Présentation du numéro 42 de la revue Sociologies Pratiques : « Manager en proximité, quel travail ? »
Coordination scientifique :
Pascal Ughetto, professeur de sociologie à l’Université Gustave Eiffel, chercheur au Laboratoire techniques, territoires et sociétés (LATTS)
Coordination éditoriale :
Marie Benedetto-Meyer, maitresse de conférence à l’Université de technologie de Troyes, chercheure associée au laboratoire Printemps
Nathalie Hugot, consultante à l’Association pour l’emploi des cadres (APEC), chercheure associée au Centre Maurice Halbwachs (CMH)

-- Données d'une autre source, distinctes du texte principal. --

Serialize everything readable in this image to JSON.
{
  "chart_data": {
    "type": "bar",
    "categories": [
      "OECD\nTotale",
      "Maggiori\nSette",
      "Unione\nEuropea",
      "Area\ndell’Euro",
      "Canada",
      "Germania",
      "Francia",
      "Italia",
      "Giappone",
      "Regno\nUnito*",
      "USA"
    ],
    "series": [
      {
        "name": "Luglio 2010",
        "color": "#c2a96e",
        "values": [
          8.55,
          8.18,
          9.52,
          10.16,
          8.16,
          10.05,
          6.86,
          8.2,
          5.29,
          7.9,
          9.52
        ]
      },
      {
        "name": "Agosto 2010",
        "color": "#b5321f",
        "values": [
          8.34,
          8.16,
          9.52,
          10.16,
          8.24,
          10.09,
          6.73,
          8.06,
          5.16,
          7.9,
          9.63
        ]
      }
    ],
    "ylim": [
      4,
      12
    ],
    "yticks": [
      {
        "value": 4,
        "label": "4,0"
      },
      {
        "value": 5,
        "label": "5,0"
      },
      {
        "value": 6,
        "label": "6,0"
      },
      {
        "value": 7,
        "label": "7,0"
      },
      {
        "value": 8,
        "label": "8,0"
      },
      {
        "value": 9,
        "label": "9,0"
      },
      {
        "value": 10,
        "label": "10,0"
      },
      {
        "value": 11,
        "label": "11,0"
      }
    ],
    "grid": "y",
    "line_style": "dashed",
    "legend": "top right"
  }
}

Alors que l’effectif de l’encadrement intermédiaire ne cesse d’augmenter depuis quarante ans, que savons-nous réellement de celles et ceux que l’on dénomme les « managers de proximité » ? Comment leur fonction évolue-t-elle dans un contexte de mutation du monde du travail et des organisations et de promesses récurrentes de raccourcissement des lignes hiérarchiques ? Comment recomposer une activité dont la contribution est régulièrement remise en question ? Par quels moyens et avec quelle légitimité exercent-ils aujourd’hui leur activité ? Telles sont les interrogations à l’origine de ce numéro. Pour ne pas s’en tenir à constater le rôle difficile que ces managers exercent (au contact régulier et direct avec les exécutants, et sommés de mettre en place la stratégie de l’entreprise), et pour aller au-delà de l’hétérogénéité des statuts, d’intitulés de postes, et de trajectoires de ces managers, le numéro privilégie une entrée par l’activité de ces managers. Les neuf contributions à ce numéro (sept articles et deux entretiens) permettent de mieux comprendre leur travail en train de se faire et saisir ce que recouvre aujourd’hui cette activité en pratique, à partir d’enquêtes empiriques réalisées auprès d’acteurs de terrain, afin de mettre en relief la capacité des managers, même sous contraintes, à réguler, articuler, construire et donner du sens à l’activité et à réaliser, en somme, un « travail d’organisation ».
Deux dimensions sont particulièrement mises en lumière à travers ce numéro :
La première concerne la manière dont le management est saisi et se saisit des outils de gestion et des modes managériales. Les dispositifs (tableaux de bords, process,..) sont étudiés dans leur double dimension, c’est-à-dire comme étant à la fois des outils de cadrage et de rationalisation des activités (au risque d’éloigner les managers des réalités du terrain), mais également comme autant de « prises » au service de l’action et la réalisation du travail d’articulation et de régulation, permettant l’objectivation, la mise en débat ou l’accompagnement cette fois au plus près des activités des équipes.
La deuxième est relative à la définition des compétences managériales et à la position professionnelle et sociale de ces managers. Sur ce point, les articles apportent un éclairage sur la tension entre, d’une part, une volonté de maintenir une image valorisante du manager et de ses compétences en les objectivant, de conserver le prestige social de la fonction et de continuer à faire de l’encadrement un « passage obligé » dans les carrières, et d’autre part la représentation écornée de cette activité, son caractère ingrat, « impossible », entre proximité avec les exécutants et relais des injonctions hiérarchiques.
Au final, le numéro montre à quel point manager en proximité est un travail, et met en relief la matérialité de ce travail dont l’art consiste à articuler logiques de gestion et situations concrètes. Il s’inscrit dans la volonté de rendre plus clair l’enjeu d’un progrès de la réflexion sur cette catégorie, sans céder à toute simplification.